La controversia se agudiza en sociedades desiguales, y en Guatemala es una situación grave. La mayoría de la población se encuentra en situación de pobreza, con lo cual carece de recursos financieros para pagar servicios de salud. Otra cantidad considerable de personas no está en situación de pobreza, pero, si alguien de la familia se enferma, los gastos de atención médica y de medicamentos les resultarían catastróficos y seguramente las empobrecerían. Finalmente está la minoría adinerada, que cuenta con lo recursos para pagarse un seguro médico privado y otros servicios de salud.
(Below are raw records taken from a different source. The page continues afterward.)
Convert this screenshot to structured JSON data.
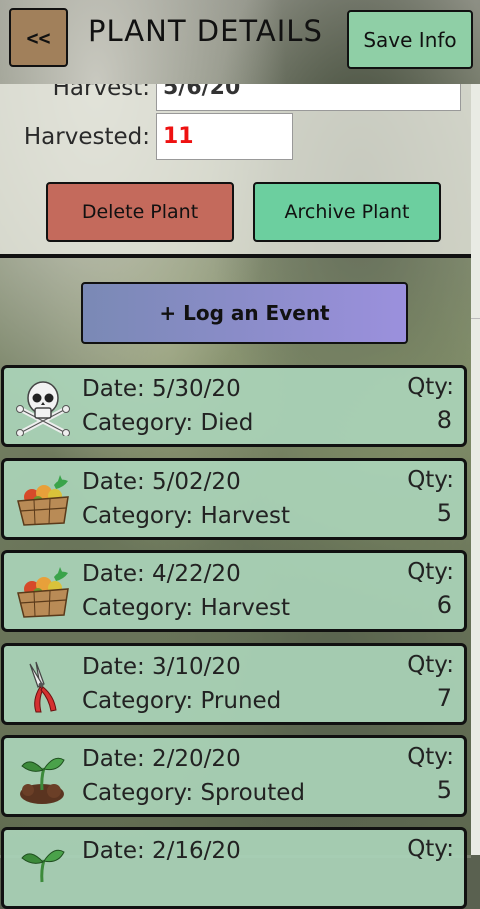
{
  "header": {
    "back_label": "<<",
    "title": "PLANT DETAILS",
    "save_label": "Save Info"
  },
  "details": {
    "partial_row": {
      "label": "Harvest:",
      "value": "5/6/20"
    },
    "harvested": {
      "label": "Harvested:",
      "value": "11"
    },
    "delete_label": "Delete Plant",
    "archive_label": "Archive Plant"
  },
  "log_event_label": "+ Log an Event",
  "events": [
    {
      "date": "Date: 5/30/20",
      "category": "Category: Died",
      "qty_label": "Qty:",
      "qty": "8",
      "icon": "skull-crossbones-icon"
    },
    {
      "date": "Date: 5/02/20",
      "category": "Category: Harvest",
      "qty_label": "Qty:",
      "qty": "5",
      "icon": "vegetable-basket-icon"
    },
    {
      "date": "Date: 4/22/20",
      "category": "Category: Harvest",
      "qty_label": "Qty:",
      "qty": "6",
      "icon": "vegetable-basket-icon"
    },
    {
      "date": "Date: 3/10/20",
      "category": "Category: Pruned",
      "qty_label": "Qty:",
      "qty": "7",
      "icon": "pruning-shears-icon"
    },
    {
      "date": "Date: 2/20/20",
      "category": "Category: Sprouted",
      "qty_label": "Qty:",
      "qty": "5",
      "icon": "sprout-icon"
    },
    {
      "date": "Date: 2/16/20",
      "category": "",
      "qty_label": "Qty:",
      "qty": "",
      "icon": "sprout-icon"
    }
  ],
  "colors": {
    "back_button": "#a1805b",
    "save_button": "#8fcfa6",
    "delete_button": "#c46a5c",
    "archive_button": "#6ccf9f",
    "event_card": "#aad4b9",
    "harvested_value": "#ee1111"
  }
}
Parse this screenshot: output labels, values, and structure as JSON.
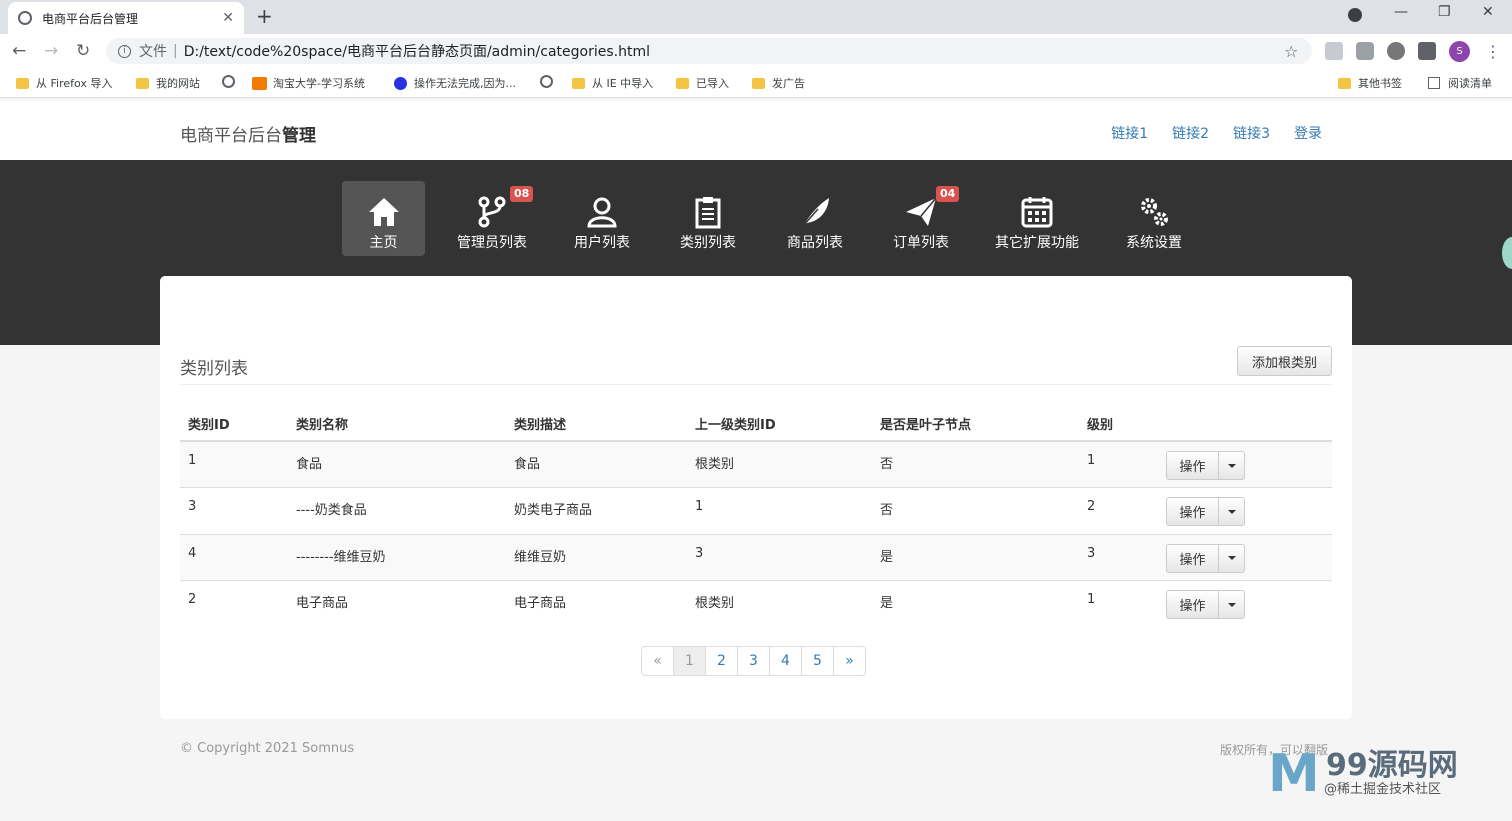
{
  "browser": {
    "tab_title": "电商平台后台管理",
    "url_prefix": "文件",
    "url": "D:/text/code%20space/电商平台后台静态页面/admin/categories.html",
    "avatar_letter": "S",
    "bookmarks": [
      "从 Firefox 导入",
      "我的网站",
      "淘宝大学-学习系统",
      "操作无法完成,因为...",
      "从 IE 中导入",
      "已导入",
      "发广告"
    ],
    "bookmarks_right": [
      "其他书签",
      "阅读清单"
    ]
  },
  "header": {
    "brand_normal": "电商平台后台",
    "brand_bold": "管理",
    "links": [
      "链接1",
      "链接2",
      "链接3",
      "登录"
    ]
  },
  "mainnav": {
    "items": [
      {
        "label": "主页",
        "icon": "home-icon"
      },
      {
        "label": "管理员列表",
        "icon": "branch-icon",
        "badge": "08"
      },
      {
        "label": "用户列表",
        "icon": "users-icon"
      },
      {
        "label": "类别列表",
        "icon": "clipboard-icon"
      },
      {
        "label": "商品列表",
        "icon": "feather-icon"
      },
      {
        "label": "订单列表",
        "icon": "send-icon",
        "badge": "04"
      },
      {
        "label": "其它扩展功能",
        "icon": "calendar-icon"
      },
      {
        "label": "系统设置",
        "icon": "cogs-icon"
      }
    ]
  },
  "card": {
    "title": "类别列表",
    "add_button": "添加根类别"
  },
  "table": {
    "headers": [
      "类别ID",
      "类别名称",
      "类别描述",
      "上一级类别ID",
      "是否是叶子节点",
      "级别",
      ""
    ],
    "rows": [
      [
        "1",
        "食品",
        "食品",
        "根类别",
        "否",
        "1"
      ],
      [
        "3",
        "----奶类食品",
        "奶类电子商品",
        "1",
        "否",
        "2"
      ],
      [
        "4",
        "--------维维豆奶",
        "维维豆奶",
        "3",
        "是",
        "3"
      ],
      [
        "2",
        "电子商品",
        "电子商品",
        "根类别",
        "是",
        "1"
      ]
    ],
    "action_label": "操作"
  },
  "pagination": [
    "«",
    "1",
    "2",
    "3",
    "4",
    "5",
    "»"
  ],
  "footer": {
    "copyright": "© Copyright 2021 Somnus",
    "right": "版权所有，可以翻版"
  },
  "watermark": {
    "mark": "M",
    "title": "99源码网",
    "sub": "@稀土掘金技术社区"
  }
}
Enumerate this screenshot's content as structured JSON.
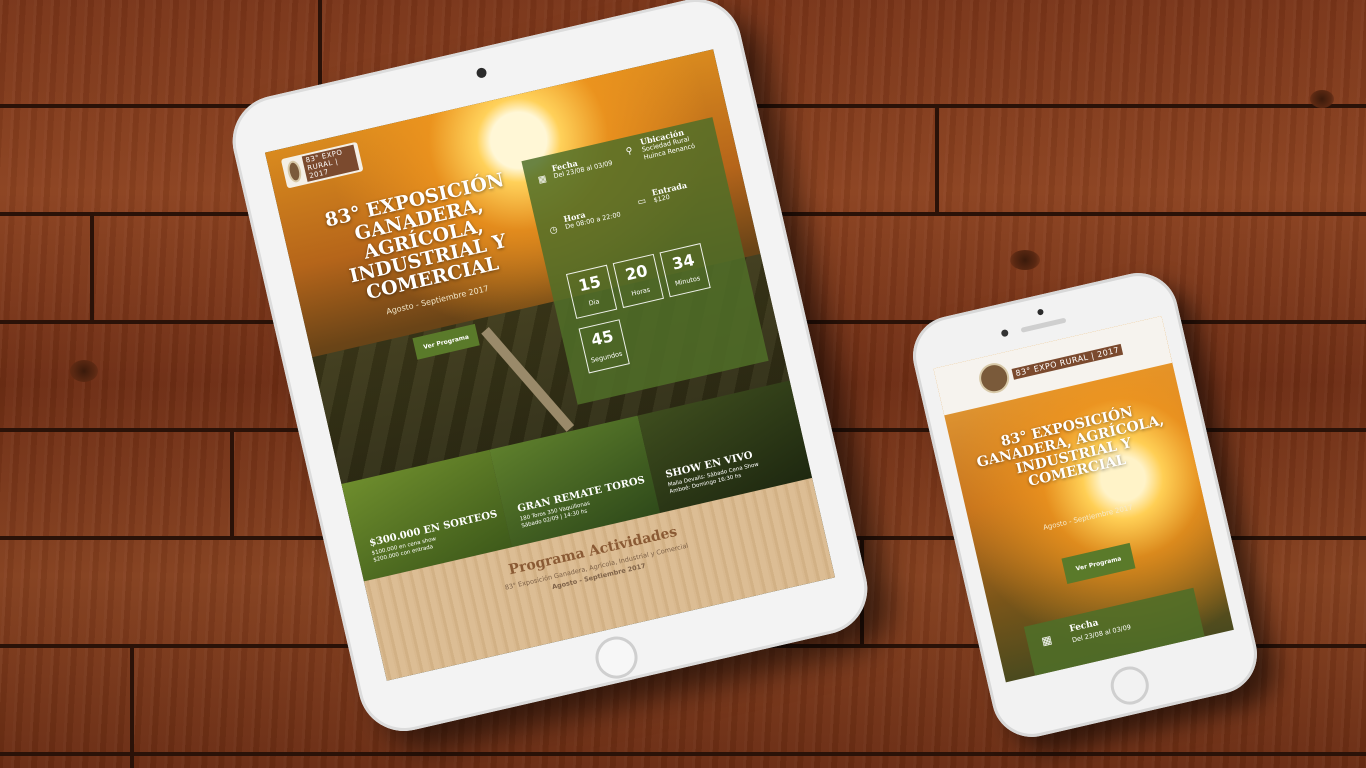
{
  "site": {
    "logo_text": "83° EXPO RURAL | 2017",
    "title": "83° Exposición Ganadera, Agrícola, Industrial y Comercial",
    "subtitle": "Agosto - Septiembre 2017",
    "cta": "Ver Programa"
  },
  "info": {
    "fecha_label": "Fecha",
    "fecha_value": "Del 23/08 al 03/09",
    "ubicacion_label": "Ubicación",
    "ubicacion_value": "Sociedad Rural Huinca Renancó",
    "hora_label": "Hora",
    "hora_value": "De 08:00 a 22:00",
    "entrada_label": "Entrada",
    "entrada_value": "$120"
  },
  "countdown": [
    {
      "num": "15",
      "unit": "Dia"
    },
    {
      "num": "20",
      "unit": "Horas"
    },
    {
      "num": "34",
      "unit": "Minutos"
    },
    {
      "num": "45",
      "unit": "Segundos"
    }
  ],
  "tiles": [
    {
      "title": "$300.000 en Sorteos",
      "line1": "$100.000 en cena show",
      "line2": "$200.000 con entrada"
    },
    {
      "title": "Gran Remate Toros",
      "line1": "180 Toros 350 Vaquillonas",
      "line2": "Sábado 02/09 | 14:30 hs"
    },
    {
      "title": "Show en Vivo",
      "line1": "Malia Devalis: Sábado Cena Show",
      "line2": "Amboé: Domingo 16:30 hs"
    }
  ],
  "programa": {
    "heading": "Programa Actividades",
    "line1": "83° Exposición Ganadera, Agrícola, Industrial y Comercial",
    "line2": "Agosto - Septiembre 2017"
  },
  "phone": {
    "fecha_label": "Fecha",
    "fecha_value": "Del 23/08 al 03/09"
  },
  "icons": {
    "calendar": "calendar-icon",
    "location": "location-pin-icon",
    "clock": "clock-icon",
    "ticket": "ticket-icon"
  },
  "colors": {
    "accent_green": "#5a7a2a",
    "heading_brown": "#8a5a34"
  }
}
En una democracia funcional (y, en mi opinión, en un sistema sensato y justo), el Estado en una sociedad tan desigual cobra impuestos progresivos (es decir, que gravan proporcionalmente más a quien más tiene) para financiar los altos costos de garantizar el respeto universal al derecho fundamental a la salud. Se dice fácil, pero es muy difícil lograrlo, ya que, como lo está demostrando la pandemia del coronavirus, ni las economías más avanzadas ni los países con los sistemas de salud y los seguros sociales más generosos han logrado ese respeto universal a un derecho tan fundamental y básico.
[frasepzp1]
Y si los más avanzados enfrentan desafíos serios, en Guatemala el nivel de atraso es abrumador. Si se analiza la cobertura institucional de los servicios de salud, la red actual de puestos de salud tiene la capacidad para atender a la población que Guatemala tenía en 1950, mientras que, si a los puestos de salud se agregan los centros de salud categorías A y B, la red tiene la capacidad para atender a la población que Guatemala tenía en 1955. Por otro lado, el gasto total de Guatemala en salud, pública y privada (5.8 % del producto interno bruto —PIB—), es el más bajo de Centroamérica (promedio de 7.3 % del PIB), y lo es porque la inversión que el Estado realiza en ese rubro es la más baja de la región, con lo cual Guatemala es el país en el que los hogares dedican más de sus ingresos (55 %, sobre el promedio regional de 36 %) para pagar gastos en salud.
Este y otros datos confirman la realidad ya mencionada: en Guatemala, curarse de una enfermedad es un lujo ajeno a quienes viven en situación de pobreza o que rápidamente podrían empobrecerse si deben pagar servicios de salud. Es decir, para la gran mayoría en Guatemala, las opciones son mantenerse sanos, empobrecerse o morir, una realidad sin el impacto de una pandemia. Ahora que se han confirmado los primeros casos de covid-19 en Guatemala, la dura y cruda realidad es que la gran mayoría de la población está en una situación de vulnerabilidad extrema.
Esta realidad vergonzosa debe conocerse y entenderse y por ello tomarse muy en serio el esfuerzo por prevenir y contener la propagación. Ningún servicio privado de salud, cuyo funcionamiento está basado en la obtención de utilidades financieras, está en la capacidad de enfrentar el coronavirus ni sobrevivirá si este se sale de control en Guatemala. Solo un sistema estatal de salud funcional podría hacerlo.